A partir del domingo, la policía holandesa podrá perseguir y arrestar a sospechosos en lugares tan lejanos como Bélgica y Luxemburgo. Lo mismo se aplica al revés. Los tres países del Benelux acordaron esto en un tratado que firmaron el jueves.
El tratado policial hace que la policía trabaje “sin barreras o, mejor dicho, sin fronteras”, dice el Secretario General Frans Weekers de la Unión Benelux. Esto significa que las unidades especiales holandesas pueden ayudar en Bélgica y un ministro ya no tiene que cambiar de escolta de seguridad de camino a una reunión en Bruselas.
La policía y otros servicios de los tres países seguirán intercambiando mucha más información. De este modo, un alcalde holandés, por ejemplo, pronto podrá detener a un belga con muchos antecedentes penales si quiere abrir una cafetería.

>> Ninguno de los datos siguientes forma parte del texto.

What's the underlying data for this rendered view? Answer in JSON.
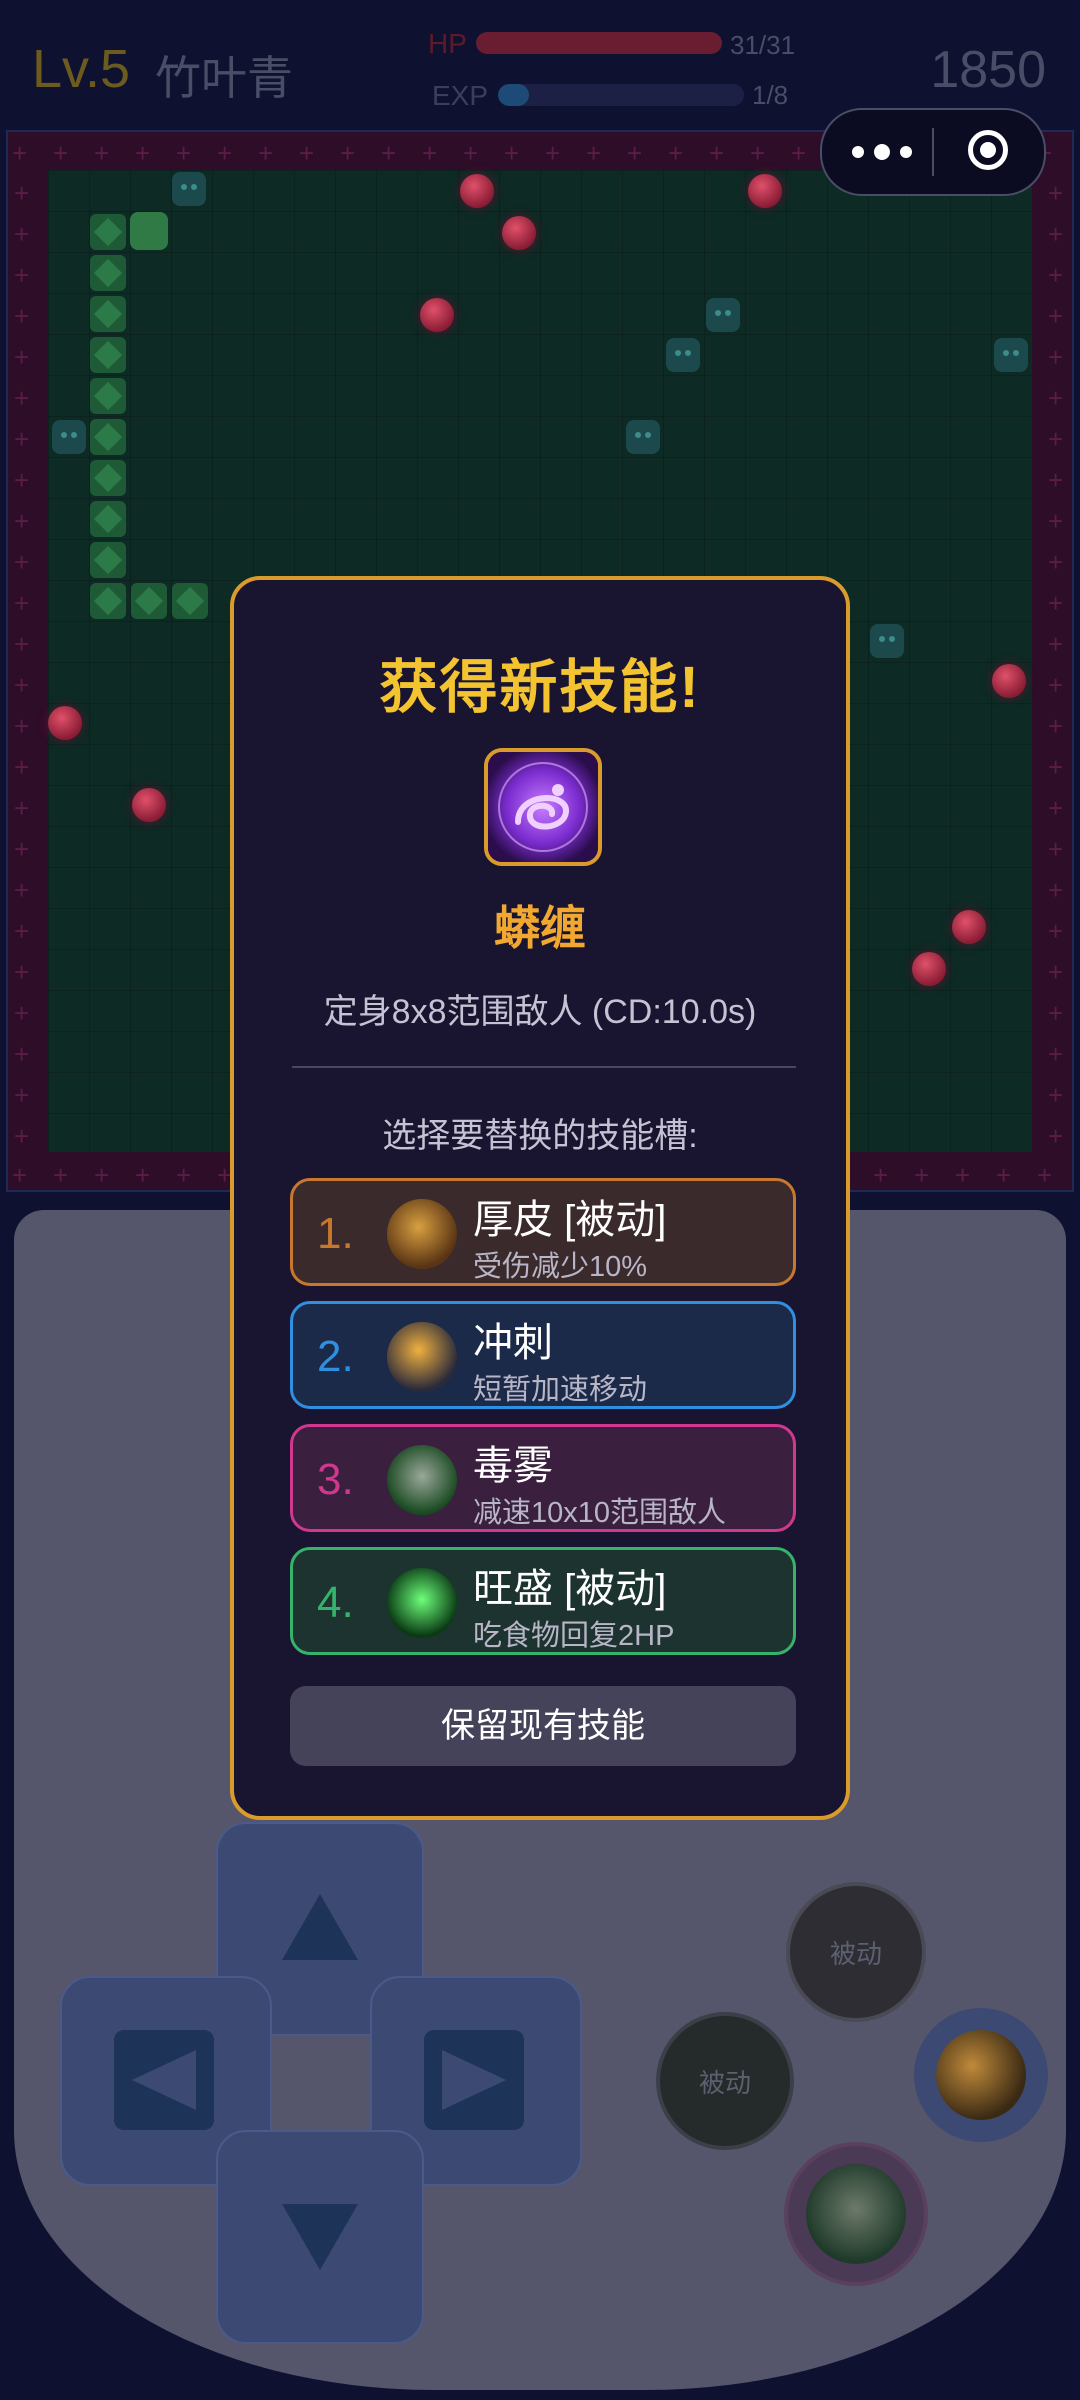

La policía, el poder judicial y los administradores dicen que pueden aprovechar estas opciones en su lucha contra las cada vez más brutales bandas de narcotraficantes. Se desplazan sin esfuerzo entre Rotterdam y Amberes y, siempre que es posible, evitan las restricciones que encuentran los agentes en la frontera.
El tratado es “el mejor y más amplio tratado policial en Europa y, de hecho, mucho más allá”, afirma Weekers. Espera que el Benelux avance en este sentido.